Le capital étranger, l'impérialisme, ont créé le
climat qui a cassé les traditions : celles que montrent Scheider et
qu'aurait réaffirmé le commandant Araya. C'est de chez lui, avec l'aide
étrangère, que celui-ci espérera reconquérir le pouvoir afin de
continuer à défendre ses propriétés et ses privilèges. Je voudrais
m'adresser à la femme simple de notre terre, à la paysanne qui a cru en
nous, à l'ouvrière qui a travaillé dur et à la mère qui a toujours bien
soigné ses enfants. Je m'adresse aux fonctionnaires, à ceux qui depuis
des jours travaillent contre le coup d'État, contre ceux qui ne
défendent que les avantages d'une société capitaliste. Je m'adresse à
la jeunesse, à ceux qui ont chanté et ont transmis leur gaieté et leur
esprit de lutte. Je m'adresse aux Chiliens, ouvriers, paysans,
intellectuels, à tous ceux qui seront persécutés parce que dans notre
pays le fascisme est présent déjà depuis un moment. Les attentats
terroristes faisant sauter des ponts, coupant les voies ferrées,
détruisant les oléoducs et gazoducs, face au silence de ceux qui
avaient l'obligation d'intervenir. L'Histoire les jugera.

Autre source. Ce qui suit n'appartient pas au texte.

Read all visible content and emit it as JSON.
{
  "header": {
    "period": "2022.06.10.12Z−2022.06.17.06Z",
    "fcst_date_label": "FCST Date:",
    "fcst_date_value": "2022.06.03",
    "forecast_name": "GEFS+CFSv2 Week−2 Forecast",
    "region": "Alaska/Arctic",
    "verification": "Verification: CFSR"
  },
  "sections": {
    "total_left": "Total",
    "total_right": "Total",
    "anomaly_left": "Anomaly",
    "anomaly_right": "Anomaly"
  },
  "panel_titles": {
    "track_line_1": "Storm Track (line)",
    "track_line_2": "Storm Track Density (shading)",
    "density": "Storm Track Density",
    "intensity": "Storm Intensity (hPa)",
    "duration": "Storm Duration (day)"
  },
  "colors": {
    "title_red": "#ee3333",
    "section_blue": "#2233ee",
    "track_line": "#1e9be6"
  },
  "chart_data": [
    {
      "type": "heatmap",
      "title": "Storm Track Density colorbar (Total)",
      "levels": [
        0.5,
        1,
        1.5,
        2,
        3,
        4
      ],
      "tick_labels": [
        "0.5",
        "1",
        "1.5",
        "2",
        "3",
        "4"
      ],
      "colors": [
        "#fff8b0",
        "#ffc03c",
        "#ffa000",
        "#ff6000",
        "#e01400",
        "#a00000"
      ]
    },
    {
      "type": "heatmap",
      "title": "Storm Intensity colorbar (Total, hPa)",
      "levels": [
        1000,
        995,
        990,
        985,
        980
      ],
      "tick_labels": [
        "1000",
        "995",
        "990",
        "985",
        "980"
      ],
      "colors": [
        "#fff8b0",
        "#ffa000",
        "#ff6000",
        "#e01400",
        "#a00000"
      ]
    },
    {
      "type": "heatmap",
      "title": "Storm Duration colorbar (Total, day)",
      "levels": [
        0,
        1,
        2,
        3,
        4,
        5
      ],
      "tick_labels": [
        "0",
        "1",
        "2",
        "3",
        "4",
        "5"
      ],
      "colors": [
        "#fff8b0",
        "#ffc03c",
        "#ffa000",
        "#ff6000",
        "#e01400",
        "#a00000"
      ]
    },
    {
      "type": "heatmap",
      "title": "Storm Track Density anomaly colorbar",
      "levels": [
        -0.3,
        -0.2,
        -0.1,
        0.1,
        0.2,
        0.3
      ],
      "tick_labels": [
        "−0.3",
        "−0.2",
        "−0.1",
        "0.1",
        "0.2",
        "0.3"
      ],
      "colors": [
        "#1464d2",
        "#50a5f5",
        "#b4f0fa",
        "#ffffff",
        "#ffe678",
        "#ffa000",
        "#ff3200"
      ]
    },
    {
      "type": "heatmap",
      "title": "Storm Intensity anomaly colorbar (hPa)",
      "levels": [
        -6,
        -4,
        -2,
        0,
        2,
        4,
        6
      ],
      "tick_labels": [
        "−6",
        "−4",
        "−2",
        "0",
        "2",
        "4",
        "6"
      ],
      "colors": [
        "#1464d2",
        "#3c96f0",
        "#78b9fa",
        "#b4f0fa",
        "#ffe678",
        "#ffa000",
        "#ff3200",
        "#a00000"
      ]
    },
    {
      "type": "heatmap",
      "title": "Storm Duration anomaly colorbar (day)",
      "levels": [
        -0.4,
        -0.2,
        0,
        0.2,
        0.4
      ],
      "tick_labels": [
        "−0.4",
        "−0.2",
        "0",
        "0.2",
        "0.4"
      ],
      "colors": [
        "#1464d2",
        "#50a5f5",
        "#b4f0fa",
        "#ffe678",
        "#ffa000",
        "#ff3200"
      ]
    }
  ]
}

Ils vont sûrement faire taire radio Magallanes
et vous ne pourrez plus entendre le son métallique de ma voix
tranquille. Peu importe, vous continuerez à m'écouter, je serai
toujours près de vous, vous aurez au moins le souvenir d'un homme digne
qui fut loyal avec la patrie. Le Peuple doit se défendre et non pas se
sacrifier, il ne doit pas se laisser exterminer et se laisser humilier.
Travailleurs : j'ai confiance dans le Chili et dans son destin.

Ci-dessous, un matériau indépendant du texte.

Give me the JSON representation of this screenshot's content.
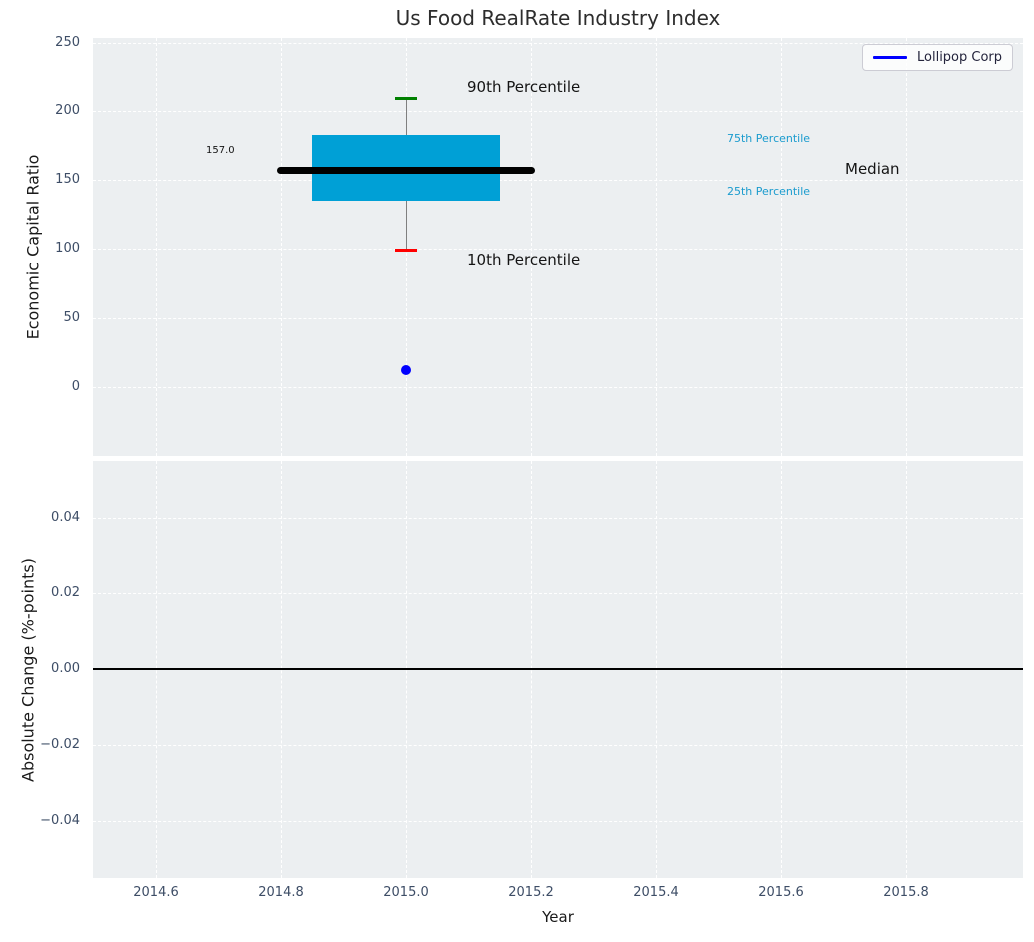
{
  "title": "Us Food RealRate Industry Index",
  "legend": {
    "label": "Lollipop Corp",
    "line_color": "#0000ff",
    "position": "upper right"
  },
  "ann": {
    "p90": "90th Percentile",
    "p10": "10th Percentile",
    "p75": "75th Percentile",
    "p25": "25th Percentile",
    "median": "Median",
    "median_value": "157.0"
  },
  "colors": {
    "plot_background": "#eceff1",
    "grid": "#ffffff",
    "tick_labels": "#3d4d66",
    "box_fill": "#00a0d6",
    "median_line": "#000000",
    "whisker": "#7f7f7f",
    "cap_p90": "#008000",
    "cap_p10": "#ff0000",
    "company_point": "#0000ff",
    "percentile_label_teal": "#1a9bce",
    "zero_line": "#000000"
  },
  "chart_data": [
    {
      "type": "box",
      "title": "Us Food RealRate Industry Index",
      "xlabel": "Year",
      "ylabel": "Economic Capital Ratio",
      "x": 2015.0,
      "percentiles": {
        "p10": 99,
        "p25": 135,
        "median": 157,
        "p75": 183,
        "p90": 209
      },
      "median_value_label": "157.0",
      "company_point": {
        "name": "Lollipop Corp",
        "x": 2015.0,
        "y": 12,
        "color": "#0000ff"
      },
      "box_width_years": 0.3,
      "median_line_width_years": 0.413,
      "annotations": [
        "90th Percentile",
        "10th Percentile",
        "75th Percentile",
        "25th Percentile",
        "Median"
      ],
      "xlim": [
        2014.5,
        2015.99
      ],
      "ylim": [
        -48,
        253
      ],
      "xticks": {
        "values": [
          2014.6,
          2014.8,
          2015.0,
          2015.2,
          2015.4,
          2015.6,
          2015.8
        ],
        "labels": [
          "2014.6",
          "2014.8",
          "2015.0",
          "2015.2",
          "2015.4",
          "2015.6",
          "2015.8"
        ]
      },
      "yticks": {
        "values": [
          0,
          50,
          100,
          150,
          200,
          250
        ],
        "labels": [
          "0",
          "50",
          "100",
          "150",
          "200",
          "250"
        ]
      },
      "grid": true,
      "legend_position": "upper right"
    },
    {
      "type": "line",
      "xlabel": "Year",
      "ylabel": "Absolute Change (%-points)",
      "zero_line_y": 0.0,
      "series": [],
      "xlim": [
        2014.5,
        2015.99
      ],
      "ylim": [
        -0.055,
        0.055
      ],
      "xticks": {
        "values": [
          2014.6,
          2014.8,
          2015.0,
          2015.2,
          2015.4,
          2015.6,
          2015.8
        ],
        "labels": [
          "2014.6",
          "2014.8",
          "2015.0",
          "2015.2",
          "2015.4",
          "2015.6",
          "2015.8"
        ]
      },
      "yticks": {
        "values": [
          0.04,
          0.02,
          0.0,
          -0.02,
          -0.04
        ],
        "labels": [
          "0.04",
          "0.02",
          "0.00",
          "−0.02",
          "−0.04"
        ]
      },
      "grid": true
    }
  ]
}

D'autres hommes espèrent plutôt le moment gris et amer où la trahison
s'imposerait. Allez de l'avant sachant que bientôt s'ouvriront de
grandes avenues où passera l'homme libre pour construire une société
meilleure.

Vive le Chili, vive le Peuple, vive les
travailleurs ! Ce sont mes dernières paroles, j'ai la certitude que le
sacrifice ne sera pas vain et qu'au moins surviendra une punition
morale pour la lâcheté et la trahison.